Me, what I find a bit of a disconnect, is the blunt "Hollywood" dialogue when it criticizes BP, etc. I've been around the oil patch ever since I was born. I've worked for majors and for regulators. I find the "in-your-face" honesty in the movie clip to be overly dramatized. In other words, guys in the industry at that level tend to hedge their words and not call people out to their face. No, not in real life, not on a rig in the GOM. But only in reel life, i.e., in the movie business, a screenwriter/director can take license with what actually was said, making such a scene much more dramatic for the audience.

Bottom line. There's movie entertainment, and there's the gavotte of what actually happened. I'd be surprised if 20% of the scene's dialogue could've been said in that one room over those few minutes. Good moviemaking, but not 100% truth-telling . . . although, in hindsight, after the blowout tragedy that occurred . . . the message does hold up. The storytelling is well done. True. A good movie. We need more of 'em like that.   
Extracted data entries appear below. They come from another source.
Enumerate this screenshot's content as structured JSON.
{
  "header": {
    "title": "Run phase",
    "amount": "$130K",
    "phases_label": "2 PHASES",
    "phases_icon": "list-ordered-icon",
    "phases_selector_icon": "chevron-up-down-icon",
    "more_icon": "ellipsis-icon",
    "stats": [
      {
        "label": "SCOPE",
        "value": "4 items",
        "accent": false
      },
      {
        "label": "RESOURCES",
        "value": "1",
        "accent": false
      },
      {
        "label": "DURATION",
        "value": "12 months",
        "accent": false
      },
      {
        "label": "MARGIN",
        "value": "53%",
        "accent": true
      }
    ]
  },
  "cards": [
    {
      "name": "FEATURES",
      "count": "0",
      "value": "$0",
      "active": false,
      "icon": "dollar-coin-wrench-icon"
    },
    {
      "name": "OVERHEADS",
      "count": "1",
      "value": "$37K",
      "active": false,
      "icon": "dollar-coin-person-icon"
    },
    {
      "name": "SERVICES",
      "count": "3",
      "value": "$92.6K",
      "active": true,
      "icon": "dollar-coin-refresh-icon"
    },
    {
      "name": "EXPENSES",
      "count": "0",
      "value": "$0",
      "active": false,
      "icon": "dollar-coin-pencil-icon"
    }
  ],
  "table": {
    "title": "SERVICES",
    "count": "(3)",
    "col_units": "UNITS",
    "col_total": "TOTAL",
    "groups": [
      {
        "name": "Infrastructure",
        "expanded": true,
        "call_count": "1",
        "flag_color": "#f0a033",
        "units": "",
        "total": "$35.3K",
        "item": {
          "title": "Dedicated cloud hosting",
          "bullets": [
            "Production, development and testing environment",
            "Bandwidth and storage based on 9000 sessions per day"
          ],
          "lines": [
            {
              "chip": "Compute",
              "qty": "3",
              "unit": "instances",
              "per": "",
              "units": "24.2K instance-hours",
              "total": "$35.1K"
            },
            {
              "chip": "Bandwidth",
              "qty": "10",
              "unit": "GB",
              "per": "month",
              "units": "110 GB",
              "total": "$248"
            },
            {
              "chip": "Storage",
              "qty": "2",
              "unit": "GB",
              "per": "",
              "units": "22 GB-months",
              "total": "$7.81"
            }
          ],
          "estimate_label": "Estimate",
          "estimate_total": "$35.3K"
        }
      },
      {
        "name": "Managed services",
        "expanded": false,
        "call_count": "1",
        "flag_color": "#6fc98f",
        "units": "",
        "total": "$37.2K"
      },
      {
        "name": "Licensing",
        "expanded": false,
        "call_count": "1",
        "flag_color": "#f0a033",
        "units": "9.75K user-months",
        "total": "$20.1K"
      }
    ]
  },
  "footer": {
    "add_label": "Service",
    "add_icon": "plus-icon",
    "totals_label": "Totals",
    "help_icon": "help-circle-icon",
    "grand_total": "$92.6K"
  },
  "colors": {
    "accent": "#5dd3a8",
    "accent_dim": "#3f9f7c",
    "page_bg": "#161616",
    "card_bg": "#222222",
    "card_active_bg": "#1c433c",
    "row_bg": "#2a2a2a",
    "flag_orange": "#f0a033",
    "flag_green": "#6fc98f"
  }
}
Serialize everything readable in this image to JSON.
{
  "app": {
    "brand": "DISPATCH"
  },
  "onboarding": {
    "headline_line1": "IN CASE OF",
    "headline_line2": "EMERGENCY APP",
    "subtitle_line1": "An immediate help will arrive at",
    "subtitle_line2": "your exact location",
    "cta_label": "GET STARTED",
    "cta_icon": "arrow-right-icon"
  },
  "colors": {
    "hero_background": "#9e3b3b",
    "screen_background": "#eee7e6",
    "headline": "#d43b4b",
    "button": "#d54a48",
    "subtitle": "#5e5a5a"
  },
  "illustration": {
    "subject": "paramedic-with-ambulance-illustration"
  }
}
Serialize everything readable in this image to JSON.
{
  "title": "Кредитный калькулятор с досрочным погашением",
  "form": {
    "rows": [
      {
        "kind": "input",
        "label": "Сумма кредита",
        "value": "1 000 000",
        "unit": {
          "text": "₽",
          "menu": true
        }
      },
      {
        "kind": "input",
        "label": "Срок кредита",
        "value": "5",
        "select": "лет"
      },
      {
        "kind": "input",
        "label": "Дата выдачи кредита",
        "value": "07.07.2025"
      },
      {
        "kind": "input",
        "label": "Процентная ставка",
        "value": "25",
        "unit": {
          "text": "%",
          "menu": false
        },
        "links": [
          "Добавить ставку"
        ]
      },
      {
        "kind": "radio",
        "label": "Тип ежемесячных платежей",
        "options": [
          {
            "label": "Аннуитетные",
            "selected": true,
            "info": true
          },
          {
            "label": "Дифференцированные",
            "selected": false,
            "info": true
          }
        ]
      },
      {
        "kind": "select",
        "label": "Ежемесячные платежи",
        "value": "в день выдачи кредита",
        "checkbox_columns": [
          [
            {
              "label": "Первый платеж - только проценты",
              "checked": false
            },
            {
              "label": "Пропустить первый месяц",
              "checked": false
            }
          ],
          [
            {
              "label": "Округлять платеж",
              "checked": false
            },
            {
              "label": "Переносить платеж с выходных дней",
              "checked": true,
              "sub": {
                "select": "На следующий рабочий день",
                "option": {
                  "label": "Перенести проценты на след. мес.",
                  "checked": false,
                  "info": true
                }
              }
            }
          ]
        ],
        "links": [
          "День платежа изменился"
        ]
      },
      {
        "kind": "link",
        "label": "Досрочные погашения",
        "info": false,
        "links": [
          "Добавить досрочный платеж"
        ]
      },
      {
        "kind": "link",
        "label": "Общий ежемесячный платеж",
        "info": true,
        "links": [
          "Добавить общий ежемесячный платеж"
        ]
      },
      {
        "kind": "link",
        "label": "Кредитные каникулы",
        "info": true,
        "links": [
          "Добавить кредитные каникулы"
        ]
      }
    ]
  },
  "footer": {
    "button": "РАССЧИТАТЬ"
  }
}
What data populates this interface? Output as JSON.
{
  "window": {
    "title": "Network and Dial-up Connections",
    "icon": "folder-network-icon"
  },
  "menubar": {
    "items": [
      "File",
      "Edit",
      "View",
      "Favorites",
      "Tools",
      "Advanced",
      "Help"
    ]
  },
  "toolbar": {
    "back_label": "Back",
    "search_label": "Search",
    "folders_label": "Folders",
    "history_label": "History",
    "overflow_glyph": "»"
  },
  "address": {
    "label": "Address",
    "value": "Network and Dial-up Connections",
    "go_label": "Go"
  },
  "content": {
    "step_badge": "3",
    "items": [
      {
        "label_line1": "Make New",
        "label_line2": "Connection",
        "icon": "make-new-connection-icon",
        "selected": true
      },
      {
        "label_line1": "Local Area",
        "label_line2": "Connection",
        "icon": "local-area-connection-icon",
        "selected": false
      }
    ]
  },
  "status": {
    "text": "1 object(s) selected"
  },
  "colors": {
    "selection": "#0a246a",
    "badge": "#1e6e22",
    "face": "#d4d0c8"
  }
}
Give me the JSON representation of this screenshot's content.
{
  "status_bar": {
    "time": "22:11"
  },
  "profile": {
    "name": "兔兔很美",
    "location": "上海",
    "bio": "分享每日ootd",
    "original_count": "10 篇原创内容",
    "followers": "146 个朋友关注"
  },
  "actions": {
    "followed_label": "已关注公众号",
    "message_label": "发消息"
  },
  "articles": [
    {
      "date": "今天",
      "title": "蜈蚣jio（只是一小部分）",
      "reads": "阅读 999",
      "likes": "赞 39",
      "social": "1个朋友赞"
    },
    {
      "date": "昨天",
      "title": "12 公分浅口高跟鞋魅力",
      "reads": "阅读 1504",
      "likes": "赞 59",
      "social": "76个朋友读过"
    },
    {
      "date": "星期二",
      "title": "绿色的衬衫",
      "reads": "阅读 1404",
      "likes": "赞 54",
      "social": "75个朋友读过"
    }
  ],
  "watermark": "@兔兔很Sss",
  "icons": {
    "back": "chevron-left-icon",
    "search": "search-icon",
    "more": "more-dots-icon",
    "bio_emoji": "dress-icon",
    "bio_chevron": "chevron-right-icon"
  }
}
Greed is a wicked taskmaster when worker lives are put at risk to increase corporate profit. 60 MINUTES did an enlightening investigation as to the who, what, why, and how of the blowout.

And as is common knowledge in the oil patch, certain companies tend to have a higher "accident" level than others.

As I recall, in general, going back numerous decades (before the blowout) . . . BP refineries had more "harmful" incidents than the other seven sisters. Specifically, the Texas City BP plant has been known to have a history of accidents. (I could be wrong, but I think that's been published in the press.)

Me, I'd prefer to work for Big Exxon on the Mississippi River in Baton Rouge, than at any BP plant. I'd also pick Chevron, Texaco, Shell, and Conoco -- as better refineries to be employed at. But, of course, BP may also have some "safer" offshore rigs and refineries than certain of its competitors . . . in various locations. So this could be a localized management call.

That said, when a blue-collar worker needs a job, they tend to apply to HR wherever they're hiring. Many folks are willing to take a risk for the right money.

Even when an operator has a bad report card. Money talks.